'The Passage' Season 1 episode 2: The guilty pasts of Wolgast and Jonas Lear become the crux of the plot

Spoiler alert for 'The Passage' episode 2: 'You Owe Me a Unicorn'
FOX's 'The Passage', based on Justin Cronin's bestselling trilogy of the same name has done a brilliant job at bringing together some of the most sensational genres of our times, namely sci-fi, supernatural, and dystopia. Yet what has helped the show maintain a steady balance and now allow the plot to get overly sensationalized, is its slow paced and simplistic storytelling. At the same time, 'The Passage' has also introduced latent themes in individual episodes that emerge to be the crux sailing the particular episode though, and for the second one, they went along with the theme of guilt.
But first, here's a little explanation on the plot. The official synopsis reads "'The Passage' is an epic, character‐driven thriller about a secret government medical facility experimenting with a dangerous virus that could either cure all disease or cause the downfall of the human race.
The series focuses on a 10‐year‐old girl named Amy Bellafonte (Saniyya Sidney), who is chosen to be a test subject for this experiment and Brad Wolgast (Gosselaar), the federal agent who becomes her surrogate father as he tries to protect her."
Brad's love for Amy was almost instantaneous. @MPG @SaniyyaSidneyy #ThePassage pic.twitter.com/EzBLmdPSSx
— The Passage (@ThePassageFOX) January 22, 2019
So far we have seen Wolgast being tasked with the responsibility of retrieving Amy for the medical trial, labeled as Project NOAH. The experiment pretty much infiltrates its subjects with a virus derived from a South American bat, which is also believed to be the source of the vampire legend. As the plot progresses, we are met with the dangerous impact the venom has on the subjects, which rather than offering a cure for humanity, turns them into blood-thirsty monsters with superhuman strengths.
This causes a change of heart in Wolgast and thus begins his journey to protect Amy — the most crucial element of the trial — as she is believed to possess 'the cure' for humanity.

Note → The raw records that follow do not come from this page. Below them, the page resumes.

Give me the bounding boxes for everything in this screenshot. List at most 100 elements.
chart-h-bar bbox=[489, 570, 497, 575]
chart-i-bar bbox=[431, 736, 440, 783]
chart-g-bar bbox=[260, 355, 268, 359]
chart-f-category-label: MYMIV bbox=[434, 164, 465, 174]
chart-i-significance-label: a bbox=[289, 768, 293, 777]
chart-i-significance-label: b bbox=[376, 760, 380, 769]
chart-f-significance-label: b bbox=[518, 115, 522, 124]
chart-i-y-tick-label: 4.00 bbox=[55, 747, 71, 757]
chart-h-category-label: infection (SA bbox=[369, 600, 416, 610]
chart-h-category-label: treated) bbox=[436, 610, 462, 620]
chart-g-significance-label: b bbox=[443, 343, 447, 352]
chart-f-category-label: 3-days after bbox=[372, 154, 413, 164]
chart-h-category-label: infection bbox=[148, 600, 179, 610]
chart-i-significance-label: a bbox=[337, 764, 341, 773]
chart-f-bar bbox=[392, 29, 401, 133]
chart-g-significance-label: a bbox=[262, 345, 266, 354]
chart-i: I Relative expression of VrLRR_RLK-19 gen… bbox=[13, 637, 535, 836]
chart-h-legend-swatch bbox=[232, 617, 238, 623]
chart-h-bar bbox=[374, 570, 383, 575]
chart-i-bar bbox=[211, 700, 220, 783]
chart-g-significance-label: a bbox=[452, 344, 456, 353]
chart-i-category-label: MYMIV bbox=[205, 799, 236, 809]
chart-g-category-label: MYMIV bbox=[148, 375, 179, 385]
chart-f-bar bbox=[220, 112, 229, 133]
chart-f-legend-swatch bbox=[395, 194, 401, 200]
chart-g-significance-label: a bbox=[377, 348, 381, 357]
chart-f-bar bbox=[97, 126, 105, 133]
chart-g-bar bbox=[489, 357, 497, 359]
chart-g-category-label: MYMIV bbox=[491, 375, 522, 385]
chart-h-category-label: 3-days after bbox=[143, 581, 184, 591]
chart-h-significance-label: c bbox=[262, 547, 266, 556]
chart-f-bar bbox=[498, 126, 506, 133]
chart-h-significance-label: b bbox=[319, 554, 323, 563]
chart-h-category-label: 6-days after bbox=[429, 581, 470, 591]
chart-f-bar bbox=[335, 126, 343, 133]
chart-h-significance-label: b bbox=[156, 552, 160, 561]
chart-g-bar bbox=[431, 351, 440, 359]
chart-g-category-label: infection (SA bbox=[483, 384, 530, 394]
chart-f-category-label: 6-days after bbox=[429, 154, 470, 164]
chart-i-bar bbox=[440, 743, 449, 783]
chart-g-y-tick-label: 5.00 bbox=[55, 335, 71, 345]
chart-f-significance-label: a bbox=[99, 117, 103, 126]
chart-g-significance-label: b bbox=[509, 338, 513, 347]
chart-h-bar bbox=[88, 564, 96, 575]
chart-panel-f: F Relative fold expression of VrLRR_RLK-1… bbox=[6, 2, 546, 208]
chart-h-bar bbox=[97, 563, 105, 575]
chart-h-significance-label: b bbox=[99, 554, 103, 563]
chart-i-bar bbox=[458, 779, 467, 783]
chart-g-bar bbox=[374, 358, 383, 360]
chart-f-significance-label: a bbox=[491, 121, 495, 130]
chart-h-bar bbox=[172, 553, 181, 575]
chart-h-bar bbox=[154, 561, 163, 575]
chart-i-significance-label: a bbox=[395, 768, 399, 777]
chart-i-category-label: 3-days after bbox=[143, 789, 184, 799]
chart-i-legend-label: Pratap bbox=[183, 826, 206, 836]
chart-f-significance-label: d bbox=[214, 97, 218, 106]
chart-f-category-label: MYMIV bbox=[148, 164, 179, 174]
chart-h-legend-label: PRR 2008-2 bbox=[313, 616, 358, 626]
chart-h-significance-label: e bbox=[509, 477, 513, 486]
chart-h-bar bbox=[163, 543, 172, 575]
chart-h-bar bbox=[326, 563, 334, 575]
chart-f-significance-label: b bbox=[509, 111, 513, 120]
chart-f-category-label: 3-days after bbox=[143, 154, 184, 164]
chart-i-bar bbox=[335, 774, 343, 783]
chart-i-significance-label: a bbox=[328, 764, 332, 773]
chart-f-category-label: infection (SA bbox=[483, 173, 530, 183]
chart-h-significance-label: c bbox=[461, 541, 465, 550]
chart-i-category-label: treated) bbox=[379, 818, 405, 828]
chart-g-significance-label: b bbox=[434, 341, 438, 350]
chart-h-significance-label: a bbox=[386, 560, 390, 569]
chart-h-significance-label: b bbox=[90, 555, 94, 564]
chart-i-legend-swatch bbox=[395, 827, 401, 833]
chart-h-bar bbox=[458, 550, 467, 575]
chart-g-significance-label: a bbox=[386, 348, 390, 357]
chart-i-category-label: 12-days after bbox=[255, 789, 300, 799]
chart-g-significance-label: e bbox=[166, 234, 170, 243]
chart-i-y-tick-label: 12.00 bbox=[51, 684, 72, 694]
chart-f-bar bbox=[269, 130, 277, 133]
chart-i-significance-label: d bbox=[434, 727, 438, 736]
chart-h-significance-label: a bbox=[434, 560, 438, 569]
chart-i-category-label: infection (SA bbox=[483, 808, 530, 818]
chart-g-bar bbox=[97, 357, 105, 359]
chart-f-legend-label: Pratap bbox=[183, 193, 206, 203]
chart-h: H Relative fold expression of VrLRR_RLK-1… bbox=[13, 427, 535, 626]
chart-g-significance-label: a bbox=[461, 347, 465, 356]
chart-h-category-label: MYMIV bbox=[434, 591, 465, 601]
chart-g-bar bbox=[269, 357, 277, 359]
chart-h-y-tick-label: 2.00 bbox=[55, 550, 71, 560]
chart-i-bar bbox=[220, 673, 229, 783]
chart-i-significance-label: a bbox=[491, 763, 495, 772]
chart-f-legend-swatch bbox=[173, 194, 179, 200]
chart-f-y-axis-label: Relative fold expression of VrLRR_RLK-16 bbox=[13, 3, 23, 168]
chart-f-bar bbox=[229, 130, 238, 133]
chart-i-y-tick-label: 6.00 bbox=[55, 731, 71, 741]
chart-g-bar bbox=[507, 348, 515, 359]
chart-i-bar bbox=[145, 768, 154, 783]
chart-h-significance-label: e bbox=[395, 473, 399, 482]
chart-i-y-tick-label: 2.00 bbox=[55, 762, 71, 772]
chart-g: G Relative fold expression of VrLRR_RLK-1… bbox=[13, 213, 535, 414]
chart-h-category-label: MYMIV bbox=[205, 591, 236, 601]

As Wolgast and Amy go on the run, hiding from the project's authorities and seeking asylum as a means of survival, we realize that seeing Amy as an orphaned child subjected to the mercy of the merciless isn't the only driving force behind Wolgast's desire to protect her. A lot of what Wolgast does also comes from the fact that he lost his child which in turn ruined his marriage, presumably, and now he finally wants to do it right by Amy — probably to ease the personal guilty conscience he suffers from.

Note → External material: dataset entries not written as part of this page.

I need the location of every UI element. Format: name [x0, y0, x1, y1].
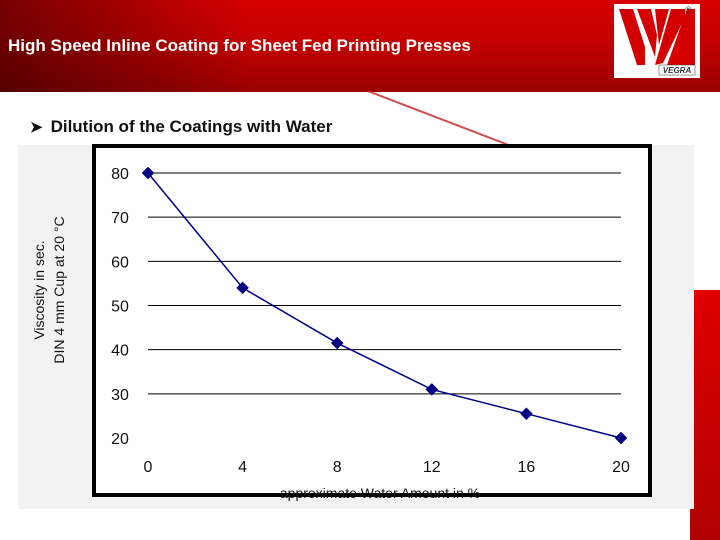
y-tick-label: 30 [111, 387, 129, 404]
data-point-marker [141, 166, 155, 180]
data-point-marker [520, 407, 533, 421]
data-point-marker [425, 383, 439, 396]
registered-mark: ® [685, 5, 692, 15]
y-tick-label: 20 [111, 431, 129, 448]
bullet-text: Dilution of the Coatings with Water [50, 117, 333, 136]
vegra-logo-mark: VEGRA [615, 5, 699, 77]
x-tick-label: 0 [144, 459, 153, 476]
arrow-bullet-icon: ➤ [30, 119, 43, 136]
x-tick-label: 8 [333, 459, 342, 476]
y-axis-label-line: DIN 4 mm Cup at 20 °C [51, 216, 67, 363]
data-point-marker [614, 431, 628, 445]
slide-title: High Speed Inline Coating for Sheet Fed … [8, 36, 471, 55]
data-point-marker [236, 281, 249, 295]
gridlines [148, 172, 621, 395]
y-tick-label: 40 [111, 343, 129, 360]
x-tick-label: 16 [518, 459, 536, 476]
y-axis-label-line: Viscosity in sec. [31, 240, 47, 339]
x-tick-label: 12 [423, 459, 441, 476]
x-tick-label: 20 [612, 459, 630, 476]
title-bar: High Speed Inline Coating for Sheet Fed … [0, 0, 720, 92]
title-bar-shade [0, 0, 720, 92]
y-tick-label: 50 [111, 299, 129, 316]
logo-wordmark: VEGRA [663, 66, 692, 75]
y-axis-ticks: 80 70 60 50 40 30 20 [111, 166, 129, 448]
plot-area-frame [92, 144, 652, 497]
y-tick-label: 80 [111, 166, 129, 183]
data-point-marker [330, 336, 344, 350]
x-tick-label: 4 [238, 459, 247, 476]
vegra-logo: VEGRA [614, 4, 700, 78]
bullet-heading: ➤ Dilution of the Coatings with Water [30, 117, 332, 137]
y-tick-label: 70 [111, 210, 129, 227]
series-line [147, 172, 622, 439]
x-axis-ticks: 0 4 8 12 16 20 [144, 459, 630, 476]
y-tick-label: 60 [111, 254, 129, 271]
decorative-red-corner [690, 290, 720, 540]
y-axis-label: Viscosity in sec. DIN 4 mm Cup at 20 °C [31, 216, 67, 363]
x-axis-label: approximate Water Amount in % [280, 485, 480, 501]
data-series [141, 166, 628, 445]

All of this is revealed through a flashback to Wolgast's past, and in a similar manner of infusing backstories in the show's narrative, the second episode also makes it clear why people at the top of Project NOAH — both Jonas Lear and Tim Fanning — are riddled with some moiety of guilt currently. The primary force of guilt driving the plot ahead has to be Lear's though because the character — played by Henry Ian Cusick — has been through quite the tragic past. Starting from his wife's Alzheimer's to getting involved in Project NOAH, things have just not been favorable to Jonas Lear.
His wife's condition led him to plan an exotic vacation as he believed that would help her with the Alzheimer's, to gather funds for which, he agrees to partner with his best friend, Fanning (Jamie McShane). As Lear looks back into the past in current time, that is after the subjects have been infected with the venom and have started turning, we see his guilt become the predominant essence of the episode. Chided by his own father-in-law, Lear just wanted to do something positive for his wife and find a cure to rid humanity of all diseases, which is why he indulged in Project NOAH in the first place. But despite his intentions being pure, the outcome of the project was anything but that.
In the show's current timeline, Lear is seen concerned about Fanning who tried saving a sick man/alpha vampire in the pilot and is now a vampire hybrid too. Fanning had always been a haughty, overly ambitious individual with big plans and an even bigger ego, as his backstory establishes. So to see such a powerful man crumble under the impact of the venom, and turn into a monster attempting to recruit other similarly 'turned' subjects into a mini-army strikes his best friend Lear's conscience even harder, thus helping his guilt-driven mindset become the only voice of reason on the episode.
'The Passage' returns with the third episode of its debut season on January 28 at 9 pm, only on FOX.